The species to be sequenced in the Biodiversity Genomics Europe (BGE) will come from:
- 3 biodiversity hotspots, in Spain, Greece and Slovenia, in each of which about 50 species endemic to the country will be sequenced.
- community samplings: species nominated by the entire ERGA community at the European level, with an emphasis on collecting and sequencing species from all countries.
- specific species considered as ‘case studies’ because of their special interest, e.g. as disease transmitters, etc.
But how are the specific species to be sequenced chosen? “We are developing prioritization rules for community sampling to decide which species are sequenced. These include the interest of the species (e.g. if no other member of that family has been sequenced), the size of the genome, good representation at the country level, etc.,” says Fernández. “In addition, the idea is also to keep parts of the samples in museums, and that is why we have collaborations with the Museum of Natural Sciences in Madrid, among others,” adds the biologist. And there is also a part of the money to help develop cell cultures of species for which there are still none– a kind of “cryozoo” that will be directed by Tomàs Marquès-Bonet, also from IBE.

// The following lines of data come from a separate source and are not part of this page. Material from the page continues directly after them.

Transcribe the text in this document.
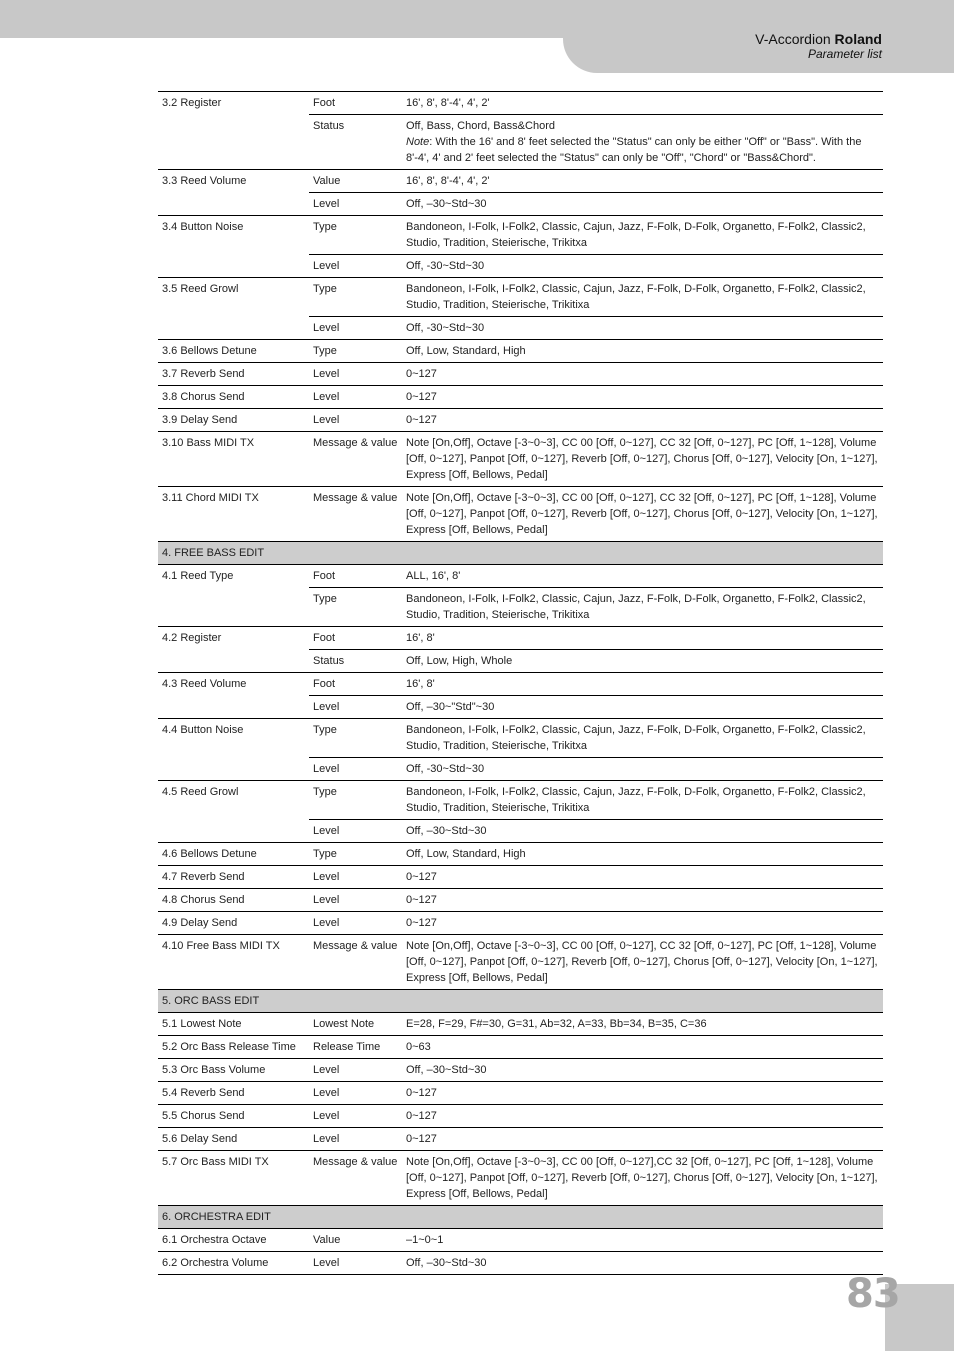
V-Accordion Roland
Parameter list
3.2 Register	Foot	16', 8', 8'-4', 4', 2'
	Status	Off, Bass, Chord, Bass&Chord
Note: With the 16' and 8' feet selected the "Status" can only be either "Off" or "Bass". With the 8'-4', 4' and 2' feet selected the "Status" can only be "Off", "Chord" or "Bass&Chord".

3.3 Reed Volume	Value	16', 8', 8'-4', 4', 2'
	Level	Off, –30~Std~30
3.4 Button Noise	Type	Bandoneon, I-Folk, I-Folk2, Classic, Cajun, Jazz, F-Folk, D-Folk, Organetto, F-Folk2, Classic2, Studio, Tradition, Steierische, Trikitxa
	Level	Off, -30~Std~30
3.5 Reed Growl	Type	Bandoneon, I-Folk, I-Folk2, Classic, Cajun, Jazz, F-Folk, D-Folk, Organetto, F-Folk2, Classic2, Studio, Tradition, Steierische, Trikitixa
	Level	Off, -30~Std~30
3.6 Bellows Detune	Type	Off, Low, Standard, High
3.7 Reverb Send	Level	0~127
3.8 Chorus Send	Level	0~127
3.9 Delay Send	Level	0~127
3.10 Bass MIDI TX	Message & value	Note [On,Off], Octave [-3~0~3], CC 00 [Off, 0~127], CC 32 [Off, 0~127], PC [Off, 1~128], Volume [Off, 0~127], Panpot [Off, 0~127], Reverb [Off, 0~127], Chorus [Off, 0~127], Velocity [On, 1~127], Express [Off, Bellows, Pedal]
3.11 Chord MIDI TX	Message & value	Note [On,Off], Octave [-3~0~3], CC 00 [Off, 0~127], CC 32 [Off, 0~127], PC [Off, 1~128], Volume [Off, 0~127], Panpot [Off, 0~127], Reverb [Off, 0~127], Chorus [Off, 0~127], Velocity [On, 1~127], Express [Off, Bellows, Pedal]
4. FREE BASS EDIT		
4.1 Reed Type	Foot	ALL, 16', 8'
	Type	Bandoneon, I-Folk, I-Folk2, Classic, Cajun, Jazz, F-Folk, D-Folk, Organetto, F-Folk2, Classic2, Studio, Tradition, Steierische, Trikitixa
4.2 Register	Foot	16', 8'
	Status	Off, Low, High, Whole
4.3 Reed Volume	Foot	16', 8'
	Level	Off, –30~"Std"~30
4.4 Button Noise	Type	Bandoneon, I-Folk, I-Folk2, Classic, Cajun, Jazz, F-Folk, D-Folk, Organetto, F-Folk2, Classic2, Studio, Tradition, Steierische, Trikitxa
	Level	Off, -30~Std~30
4.5 Reed Growl	Type	Bandoneon, I-Folk, I-Folk2, Classic, Cajun, Jazz, F-Folk, D-Folk, Organetto, F-Folk2, Classic2, Studio, Tradition, Steierische, Trikitixa
	Level	Off, –30~Std~30
4.6 Bellows Detune	Type	Off, Low, Standard, High
4.7 Reverb Send	Level	0~127
4.8 Chorus Send	Level	0~127
4.9 Delay Send	Level	0~127
4.10 Free Bass MIDI TX	Message & value	Note [On,Off], Octave [-3~0~3], CC 00 [Off, 0~127], CC 32 [Off, 0~127], PC [Off, 1~128], Volume [Off, 0~127], Panpot [Off, 0~127], Reverb [Off, 0~127], Chorus [Off, 0~127], Velocity [On, 1~127], Express [Off, Bellows, Pedal]
5. ORC BASS EDIT		
5.1 Lowest Note	Lowest Note	E=28, F=29, F#=30, G=31, Ab=32, A=33, Bb=34, B=35, C=36
5.2 Orc Bass Release Time	Release Time	0~63
5.3 Orc Bass Volume	Level	Off, –30~Std~30
5.4 Reverb Send	Level	0~127
5.5 Chorus Send	Level	0~127
5.6 Delay Send	Level	0~127
5.7 Orc Bass MIDI TX	Message & value	Note [On,Off], Octave [-3~0~3], CC 00 [Off, 0~127],CC 32 [Off, 0~127], PC [Off, 1~128], Volume [Off, 0~127], Panpot [Off, 0~127], Reverb [Off, 0~127], Chorus [Off, 0~127], Velocity [On, 1~127], Express [Off, Bellows, Pedal]
6. ORCHESTRA EDIT		
6.1 Orchestra Octave	Value	–1~0~1
6.2 Orchestra Volume	Level	Off, –30~Std~30
83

“Spain will contribute the reference genomes of approximately 50 species as part of the project. IBE will coordinate the collection of samples, and CNAG will carry out the sequencing”
A large project full of challenges
As is to be expected, such a project brings with it great challenges. “In such long and complex processes it is difficult to predict all the intermediate steps and how to connect them – the collection, sequencing and analysis; from who is in charge of what or who should be at each meeting, to understanding what the people who come in the next step need,” Fernandez tells us. “We have people who are experts in different fields, and sometimes we don’t speak the same language… a person who works in the field, or someone who does experiments in the lab, or someone who does computational analysis… you work at different paces, you need different things. And you also have to take into account legal and ethical issues of sample collection and shipping. For example, sending a sample from Greece to England now requires permits that are not needed to send it from Spain.”
Apart from the logistical issues, there are rather conceptual challenges. “Defining what a reference genome is (i.e. of sufficient quality), which is what this project aims to do, is not always easy. We try to achieve high quality genomes, but we define this quality based on the experience we have from vertebrates, which are very homogeneous. However, non-model animals are much more variable, more unknown, and perhaps the maximum possible quality is much lower than that of vertebrates”, explains the researcher.